IBM Aktie: Historischer Einbruch
Ein einziger Blogpost der KI-Schmiede Anthropic reichte aus, um die IBM-Aktie auf eine massive Talfahrt zu schicken. Investoren fürchten, dass neue KI-Tools das lukrative Legacy-Geschäft des Tech-Riesen obsolet machen könnten. Doch während der Kurs den stärksten Tagesverlust seit 25 Jahren verzeichnete, stehen dem solide Bilanzen und frische Regierungsaufträge gegenüber.
Der Auslöser: Angst um das COBOL-Geschäft
Verantwortlich für den jüngsten Kursrutsch waren Befürchtungen, dass die KI-Konkurrenz IBM im Kerngeschäft angreift. Anthropic kündigte an, dass sein neues "Claude Code"-Tool veraltete COBOL-Systeme modernisieren kann. Dies traf IBM an einer empfindlichen Stelle: COBOL ist die Basis für etwa 95 Prozent aller Geldautomaten-Transaktionen in den USA und ein Eckpfeiler vieler IBM-Großkunden.
Der Markt reagierte panisch auf die Vorstellung, dass eine kostengünstige KI dieses Geschäftsmodell disruptieren könnte.

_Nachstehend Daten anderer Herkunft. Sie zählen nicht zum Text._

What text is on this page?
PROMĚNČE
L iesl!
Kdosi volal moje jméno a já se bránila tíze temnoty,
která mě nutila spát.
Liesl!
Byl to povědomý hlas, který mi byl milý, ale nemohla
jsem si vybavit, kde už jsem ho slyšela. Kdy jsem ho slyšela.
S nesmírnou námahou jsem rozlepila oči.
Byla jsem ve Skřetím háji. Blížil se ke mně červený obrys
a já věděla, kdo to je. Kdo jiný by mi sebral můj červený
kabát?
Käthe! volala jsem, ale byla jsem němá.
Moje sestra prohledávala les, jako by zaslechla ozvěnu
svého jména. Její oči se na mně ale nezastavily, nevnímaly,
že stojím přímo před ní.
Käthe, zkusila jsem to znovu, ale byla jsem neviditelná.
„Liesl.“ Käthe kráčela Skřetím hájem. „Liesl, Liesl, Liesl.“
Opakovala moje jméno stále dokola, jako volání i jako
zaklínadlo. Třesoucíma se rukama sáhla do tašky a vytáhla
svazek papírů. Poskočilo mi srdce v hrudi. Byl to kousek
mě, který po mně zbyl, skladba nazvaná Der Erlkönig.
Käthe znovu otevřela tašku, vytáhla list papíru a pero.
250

Die Folge war der größte prozentuale Tagesverlust seit Oktober 2000. Aktuell notiert die Aktie mit einem Minus von rund 13,59 Prozent seit Jahresanfang deutlich unter ihren Höchstständen.
Warum die Panik übertrieben sein könnte
Analysten zeigen sich von der Heftigkeit der Reaktion überrascht, da IBM mit "watsonx" längst eigene KI-Lösungen zur Code-Modernisierung anbietet. Zudem ist die Hürde für einen Wechsel hoch: Banken, Fluggesellschaften und Behörden tauschen kritische Infrastruktur selten kurzfristig aus. Das Risiko eines Systemausfalls wiegt bei diesen Institutionen oft schwerer als potenzielle Einsparungen durch neue Anbieter.
Neuer Verteidigungsauftrag und Cyber-Security
Ungeachtet der Turbulenzen meldete IBM operative Erfolge. Der Konzern sicherte sich einen Vertrag mit der Defense Commissary Agency (DeCA) im Wert von bis zu 112 Millionen Dollar. IBM soll in den kommenden fünf Jahren die Preissysteme in militärischen Verkaufsstellen weltweit modernisieren und warten.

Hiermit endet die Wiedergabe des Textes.